Ohioan makes cut on ‘Runway’
Wednesday, July 26, 2006
Dana Moran
THE COLUMBUS DISPATCH
With the third season of Project Runway into its third week, Angela Keslar of Amesville is still in the running for America’s next great designer.
Keslar — a native of Johnstown, Pa., but an Ohio resident for the past seven years — graduated from Penn State University with a degree in integrative arts, concentrating on costume design.
She lives on a solar-powered organic farm in Athens County with her husband and a menagerie of animals.
Yet she’s no bumpkin: The New York Daily News has pegged her as both a "naughty farm girl" and an "egotistical" person.
Keslar was chosen to fill one of the 15 spots on Project Runway, a Bravo reality show through which aspiring fashion designers compete at the Parsons School of Design in New York for a 2007 Saturn Sky Roadster, a mentorship from Macy’s with the I.N.C. brand, $100,000 from TRESemme (for the launch of a clothing line) and a photo spread in Elle.
After initially trying out for the second run, she has emerged as one of 13 remaining in the third.
The season finale will be taped in September during New York Fashion Week, when the final three designers will showcase their collections. (The earlier segments were shot in May and June, with contestants required to keep mum about the results.)
The Dispatch caught up with the 33-year-old while she awaited a flight to Los Angeles for a Jane magazine party, in honor of the August cover with Runway host Heidi Klum.
Q: After the first challenge, what did you think about your chances of winning?
A: I was thrilled. For the first challenge I just wanted to be safe, and I was just so relieved. It was one of the best days of my life.
Kayne (Gillaspie, another contestant) and I were pretty much just on cloud nine that day, watching our stuff go down the runway. It was very memorable.
Q: Did any designers stand out as especially talented from the start?
A: Keith (Michael), Kayne, Michael (Knight), Alison (Kelly).
Alison’s body of work in general, and her personal style, definitely has its market.
Michael and Kayne, they were so innovative and so original. I thought, "Wow, you guys are really on the mark."
Keith just has that really sophisticated urban aesthetic; he really knows how to style his models.
Q: And did any make you wonder why they were there?
A: Oh, yeah, absolutely. I’m not going to say who. You’ll figure it out by the end of the show.
Q: On his Bravo blog, Runway mentor Tim Gunn referred to your first outfit as "clown clothes." Were you pleased with what you created for the first challenge?
A: During the second challenge, Tim Gunn made a point to come up to me and say, "Angela, your design for the first challenge was excellent." When I was creating it, he came up and said that he loved the back. What he said on the blog was completely 100 percent opposite.
Katherine said he did the exact same thing to her. He told her that he loved it and loved the coat, and that it was very mature and forward-thinking.
We didn’t know what to make of it. I adored him, so I was pretty crestfallen.

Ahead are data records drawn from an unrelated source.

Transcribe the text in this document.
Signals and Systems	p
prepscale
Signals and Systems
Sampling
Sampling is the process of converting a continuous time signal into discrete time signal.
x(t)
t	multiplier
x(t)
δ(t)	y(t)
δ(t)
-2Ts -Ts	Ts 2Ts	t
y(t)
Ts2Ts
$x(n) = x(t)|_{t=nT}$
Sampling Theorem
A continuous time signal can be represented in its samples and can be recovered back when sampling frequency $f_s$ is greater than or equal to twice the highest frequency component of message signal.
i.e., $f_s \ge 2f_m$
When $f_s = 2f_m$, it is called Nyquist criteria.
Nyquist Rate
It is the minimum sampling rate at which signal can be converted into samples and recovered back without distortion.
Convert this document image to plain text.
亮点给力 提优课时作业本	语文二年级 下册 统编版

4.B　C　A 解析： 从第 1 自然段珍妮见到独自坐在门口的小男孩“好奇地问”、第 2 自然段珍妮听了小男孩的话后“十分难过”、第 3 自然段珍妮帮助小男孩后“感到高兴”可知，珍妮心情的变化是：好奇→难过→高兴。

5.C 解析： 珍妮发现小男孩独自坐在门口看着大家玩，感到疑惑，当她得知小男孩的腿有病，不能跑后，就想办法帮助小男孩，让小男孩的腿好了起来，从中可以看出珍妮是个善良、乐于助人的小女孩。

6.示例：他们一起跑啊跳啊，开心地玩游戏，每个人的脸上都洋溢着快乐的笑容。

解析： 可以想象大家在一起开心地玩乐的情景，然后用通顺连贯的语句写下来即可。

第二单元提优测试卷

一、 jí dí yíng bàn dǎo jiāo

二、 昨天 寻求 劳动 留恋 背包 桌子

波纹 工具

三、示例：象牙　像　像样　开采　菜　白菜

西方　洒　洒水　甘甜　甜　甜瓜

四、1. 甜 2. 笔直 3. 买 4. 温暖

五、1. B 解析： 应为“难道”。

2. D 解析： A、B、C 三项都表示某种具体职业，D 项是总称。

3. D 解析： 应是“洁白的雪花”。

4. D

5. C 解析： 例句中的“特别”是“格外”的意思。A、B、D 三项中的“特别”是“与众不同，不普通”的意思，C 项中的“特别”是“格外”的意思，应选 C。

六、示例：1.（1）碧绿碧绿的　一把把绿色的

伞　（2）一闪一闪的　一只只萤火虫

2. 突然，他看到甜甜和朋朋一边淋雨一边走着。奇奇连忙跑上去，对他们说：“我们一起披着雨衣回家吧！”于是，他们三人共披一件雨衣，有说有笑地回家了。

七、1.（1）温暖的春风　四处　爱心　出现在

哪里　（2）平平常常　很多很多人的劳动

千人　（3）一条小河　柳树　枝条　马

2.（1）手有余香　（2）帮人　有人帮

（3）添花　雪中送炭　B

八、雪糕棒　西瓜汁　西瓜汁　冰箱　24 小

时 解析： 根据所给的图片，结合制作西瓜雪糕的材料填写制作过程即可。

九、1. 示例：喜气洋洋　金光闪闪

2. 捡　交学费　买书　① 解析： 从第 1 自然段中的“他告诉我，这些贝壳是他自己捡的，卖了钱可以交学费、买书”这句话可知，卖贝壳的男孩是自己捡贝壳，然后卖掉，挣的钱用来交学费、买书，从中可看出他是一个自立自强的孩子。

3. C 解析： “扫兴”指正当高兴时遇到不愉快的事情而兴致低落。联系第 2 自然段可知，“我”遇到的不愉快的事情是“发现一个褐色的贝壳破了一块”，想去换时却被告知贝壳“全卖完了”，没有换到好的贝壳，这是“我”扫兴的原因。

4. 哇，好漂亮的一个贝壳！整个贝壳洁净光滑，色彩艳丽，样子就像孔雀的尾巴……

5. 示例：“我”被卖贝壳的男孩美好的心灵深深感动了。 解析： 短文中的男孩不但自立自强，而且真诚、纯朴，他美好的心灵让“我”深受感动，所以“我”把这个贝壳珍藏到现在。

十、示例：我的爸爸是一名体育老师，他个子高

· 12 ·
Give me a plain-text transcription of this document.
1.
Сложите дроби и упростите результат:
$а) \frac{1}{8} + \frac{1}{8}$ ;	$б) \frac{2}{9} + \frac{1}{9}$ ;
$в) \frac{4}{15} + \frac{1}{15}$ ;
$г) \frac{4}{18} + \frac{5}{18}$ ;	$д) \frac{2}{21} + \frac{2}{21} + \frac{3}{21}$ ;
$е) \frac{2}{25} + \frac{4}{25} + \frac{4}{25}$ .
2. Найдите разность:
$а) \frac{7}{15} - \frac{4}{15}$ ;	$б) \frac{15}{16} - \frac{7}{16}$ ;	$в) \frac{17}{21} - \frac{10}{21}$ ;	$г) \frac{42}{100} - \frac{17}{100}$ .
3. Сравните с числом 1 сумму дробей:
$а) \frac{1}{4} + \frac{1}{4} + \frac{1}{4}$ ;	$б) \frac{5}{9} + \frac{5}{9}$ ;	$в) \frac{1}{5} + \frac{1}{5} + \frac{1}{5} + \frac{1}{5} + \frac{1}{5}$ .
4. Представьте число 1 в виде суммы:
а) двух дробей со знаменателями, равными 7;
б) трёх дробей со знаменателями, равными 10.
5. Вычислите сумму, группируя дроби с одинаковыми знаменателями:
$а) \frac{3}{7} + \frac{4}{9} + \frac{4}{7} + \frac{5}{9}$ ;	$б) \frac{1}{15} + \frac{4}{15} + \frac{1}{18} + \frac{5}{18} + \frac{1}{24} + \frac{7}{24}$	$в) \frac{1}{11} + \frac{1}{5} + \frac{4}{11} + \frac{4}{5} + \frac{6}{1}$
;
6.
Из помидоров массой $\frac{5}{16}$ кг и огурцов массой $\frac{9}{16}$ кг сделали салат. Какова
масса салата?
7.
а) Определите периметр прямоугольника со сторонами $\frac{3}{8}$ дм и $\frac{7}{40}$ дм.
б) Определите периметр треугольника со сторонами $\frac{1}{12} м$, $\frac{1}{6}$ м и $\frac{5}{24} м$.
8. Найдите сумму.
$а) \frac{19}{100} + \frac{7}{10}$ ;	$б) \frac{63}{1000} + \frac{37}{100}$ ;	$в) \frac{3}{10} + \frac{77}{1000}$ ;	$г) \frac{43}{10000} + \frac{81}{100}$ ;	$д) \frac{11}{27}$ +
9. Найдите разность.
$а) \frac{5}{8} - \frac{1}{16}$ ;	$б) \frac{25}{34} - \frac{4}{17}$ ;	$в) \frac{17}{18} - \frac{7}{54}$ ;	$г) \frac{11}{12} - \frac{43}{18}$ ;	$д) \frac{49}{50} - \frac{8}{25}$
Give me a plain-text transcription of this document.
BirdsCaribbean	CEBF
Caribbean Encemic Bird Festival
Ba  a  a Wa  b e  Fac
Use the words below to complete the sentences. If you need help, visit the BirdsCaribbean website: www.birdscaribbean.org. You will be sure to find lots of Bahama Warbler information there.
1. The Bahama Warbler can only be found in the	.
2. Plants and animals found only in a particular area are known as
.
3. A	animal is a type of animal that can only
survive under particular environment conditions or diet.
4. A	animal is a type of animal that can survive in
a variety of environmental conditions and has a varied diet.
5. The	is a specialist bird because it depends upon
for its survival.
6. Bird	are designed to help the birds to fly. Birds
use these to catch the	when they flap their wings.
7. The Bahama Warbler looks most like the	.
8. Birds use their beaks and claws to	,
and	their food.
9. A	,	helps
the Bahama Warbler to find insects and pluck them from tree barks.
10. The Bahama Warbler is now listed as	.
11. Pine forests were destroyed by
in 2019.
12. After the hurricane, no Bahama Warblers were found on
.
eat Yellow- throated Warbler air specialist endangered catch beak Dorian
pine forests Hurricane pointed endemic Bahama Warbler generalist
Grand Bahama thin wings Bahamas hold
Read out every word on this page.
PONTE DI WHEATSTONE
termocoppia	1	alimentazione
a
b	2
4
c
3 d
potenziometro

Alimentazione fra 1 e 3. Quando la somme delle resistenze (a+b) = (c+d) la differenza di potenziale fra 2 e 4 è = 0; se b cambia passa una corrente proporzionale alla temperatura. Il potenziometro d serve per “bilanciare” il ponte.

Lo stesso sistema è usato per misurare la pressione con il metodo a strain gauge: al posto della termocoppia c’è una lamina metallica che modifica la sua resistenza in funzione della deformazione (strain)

I was going to post a response to it but then didn’t see the point, because not that many people actually read the blog.
Q: Living in an apartment with strangers, did you think your creativity was compromised because of cramped quarters or lack of sleep?
A: It did fuel my creative engine, but, on the other hand, the lack of sleep definitely was a challenge. I produced two things that I wish I could redo, but, other than that, I loved everything. I had to remind myself that these were not usual circumstances to be working under.
It’s almost like a game; it definitely takes personality and talent to get on that show. It definitely affects your outfit as a designer because it’s so highstress and you’re under the gun — literally with Tim Gunn.
Q: According to a newspaper report, you almost didn’t enter the competition again — but your brother changed your mind. What did he say?
A: My mom worked really hard to help us, to really help attain our dreams. She was a single mom, and she’s still struggling financially.
He said, "Ange, great things are going to come out of this, and we’re not going to have to worry about money again." He told me to think of it as not doing this for myself but doing it for Mom.
Q: What advice would you give to someone else seeking success on the show?
A: It absolutely has to do with your ability to embrace change and make sure that you are somebody who can embrace change at any given moment — and that you can be creative in your unparalleled stressful experience.
Also, bring all the tools that you possibly can because they don’t have anything there for you. Bring needles, scissors; bring multiple pairs of scissors because they’re going to get lost.